BELGRADE (Reuters) - A Belgrade court sentenced Mirjana Markovic, the wife of former Yugoslav strongman Slobodan Milosevic, to a year in jail on Wednesday for misappropriation of state property, ending a 15 year long trial, the Tanjug news agency said.
During the wars of the 1990s leading to the break-up of Yugoslavia, Markovic headed the neo-communist Yugoslav Left party, a group of powerful military and secret service officials and businessmen, who reaped benefits from Milosevic’s rule and exerted huge influence behind the scenes.

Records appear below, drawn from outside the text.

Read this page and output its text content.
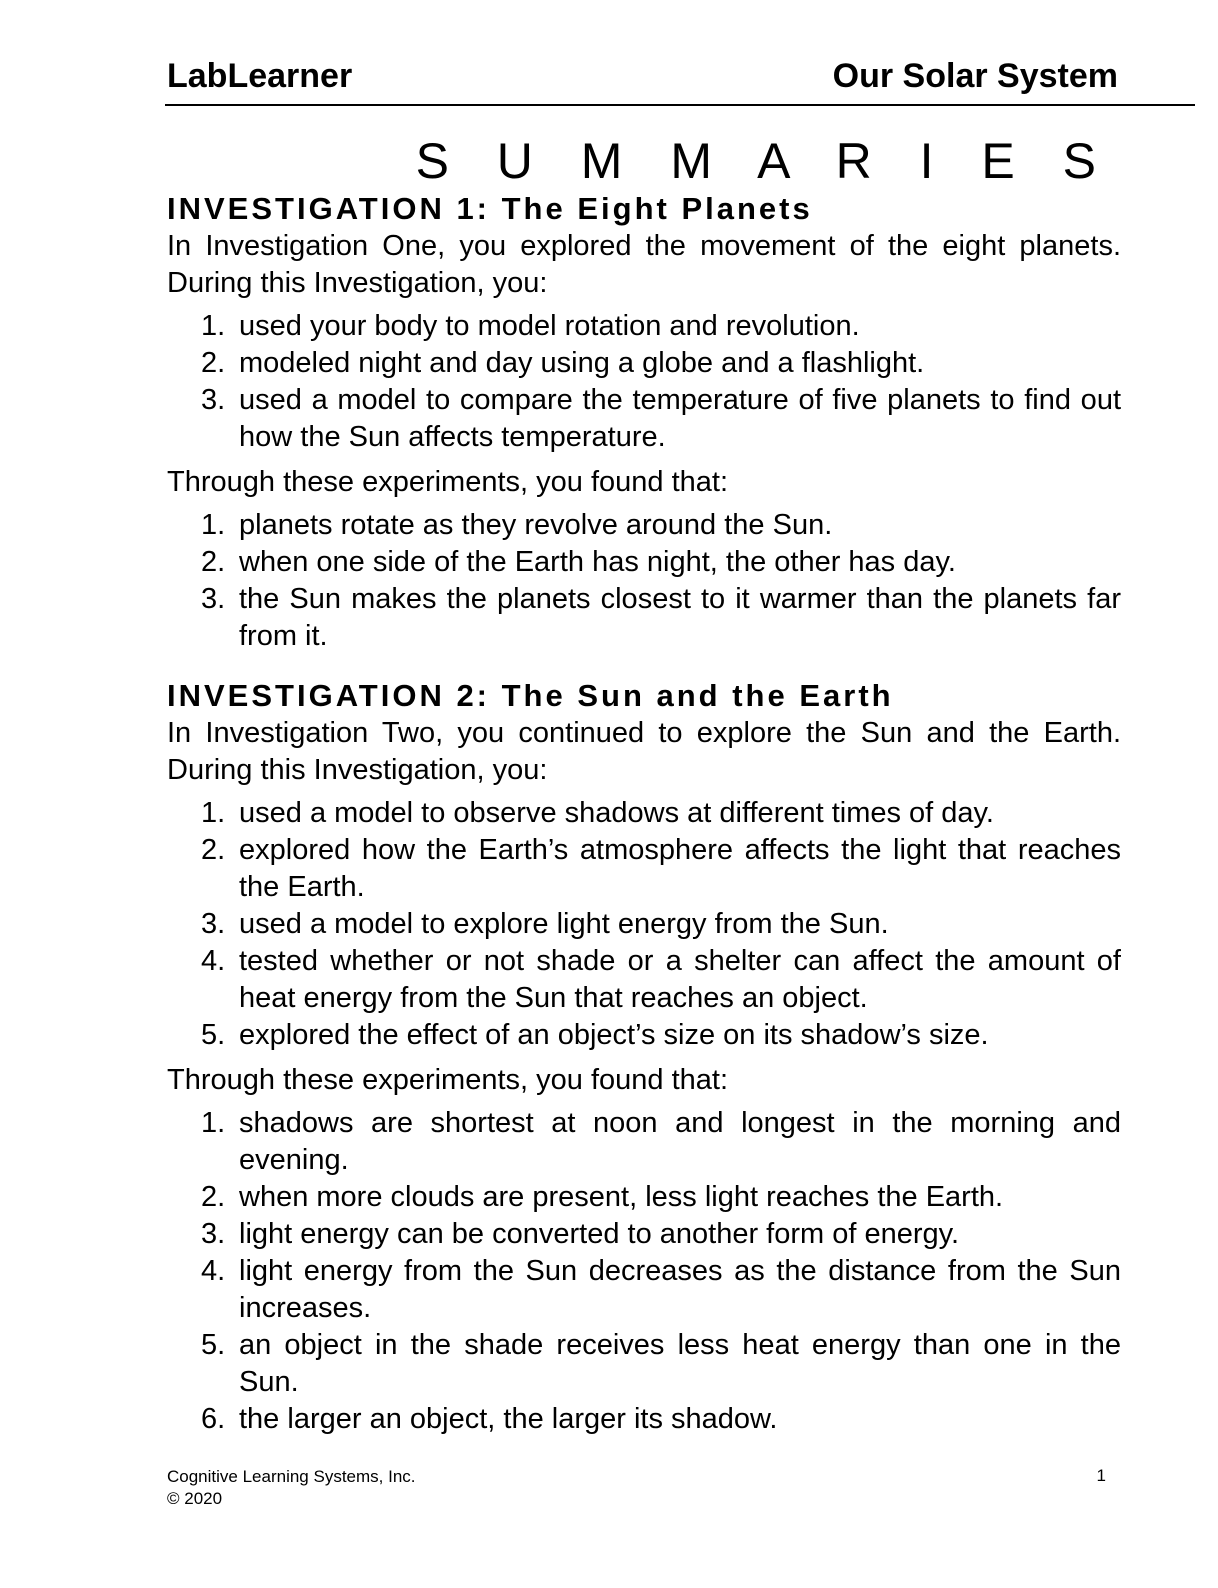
LabLearner	Our Solar System
S U M M A R I E S
INVESTIGATION 1: The Eight Planets

In Investigation One, you explored the movement of the eight planets. During this Investigation, you:

1. used your body to model rotation and revolution.
2. modeled night and day using a globe and a flashlight.
3. used a model to compare the temperature of five planets to find out how the Sun affects temperature.

Through these experiments, you found that:

1. planets rotate as they revolve around the Sun.
2. when one side of the Earth has night, the other has day.
3. the Sun makes the planets closest to it warmer than the planets far from it.
INVESTIGATION 2: The Sun and the Earth

In Investigation Two, you continued to explore the Sun and the Earth. During this Investigation, you:

1. used a model to observe shadows at different times of day.
2. explored how the Earth’s atmosphere affects the light that reaches the Earth.
3. used a model to explore light energy from the Sun.
4. tested whether or not shade or a shelter can affect the amount of heat energy from the Sun that reaches an object.
5. explored the effect of an object’s size on its shadow’s size.

Through these experiments, you found that:

1. shadows are shortest at noon and longest in the morning and evening.
2. when more clouds are present, less light reaches the Earth.
3. light energy can be converted to another form of energy.
4. light energy from the Sun decreases as the distance from the Sun increases.
5. an object in the shade receives less heat energy than one in the Sun.
6. the larger an object, the larger its shadow.
Cognitive Learning Systems, Inc.
© 2020
1
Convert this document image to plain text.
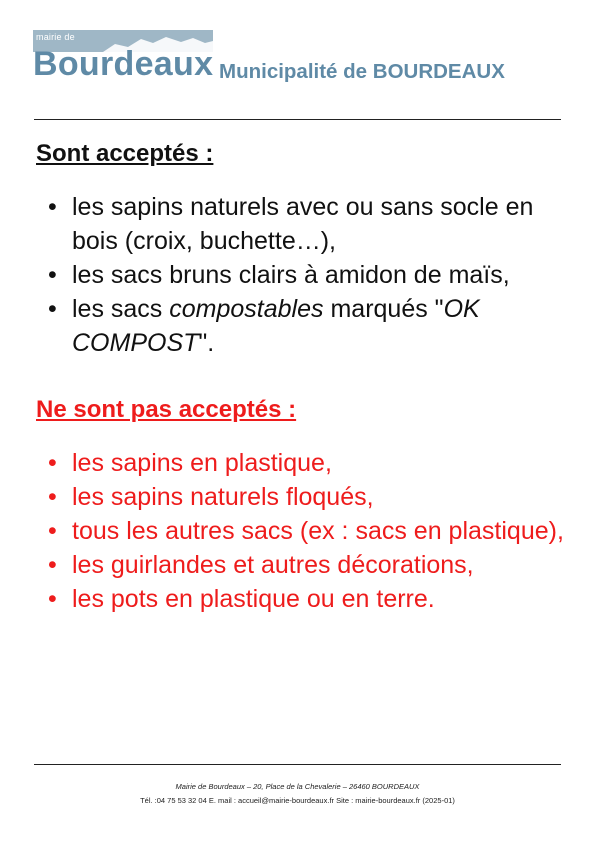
mairie de
Bourdeaux Municipalité de BOURDEAUX
Sont acceptés :
• les sapins naturels avec ou sans socle en bois (croix, buchette…),
• les sacs bruns clairs à amidon de maïs,
• les sacs compostables marqués "OK COMPOST".
Ne sont pas acceptés :
• les sapins en plastique,
• les sapins naturels floqués,
• tous les autres sacs (ex : sacs en plastique),
• les guirlandes et autres décorations,
• les pots en plastique ou en terre.
Mairie de Bourdeaux – 20, Place de la Chevalerie – 26460 BOURDEAUX
Tél. :04 75 53 32 04 E. mail : accueil@mairie-bourdeaux.fr Site : mairie-bourdeaux.fr (2025-01)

The Belgrade-based Higher Court found Markovic guilty of pushing two associates, a former government secretary and a director of a state real estate company, into allocating a state-owned apartment to her grandson’s nanny, Tanjug reported.
Neither Markovic, who lives in Russia and has repeatedly denied any wrongoing, nor her lawyers were available for comment. Markovic who fled to Russia after the fall of Milosevic in October 2000 was tried in absentia.
In 2010 Russian authorities told Belgrade that Markovic had been granted political asylum, preventing her extradition on the basis of an international arrest warrant issued in 2005.
Serbia’s pro-Western authorities arrested Milosevic in 2001 and later handed him over to the UN war crimes tribunal in The Hague to stand trial for his role in the Yugoslav wars. Milosevic died in a detention unit in 2006 before a verdict was announced.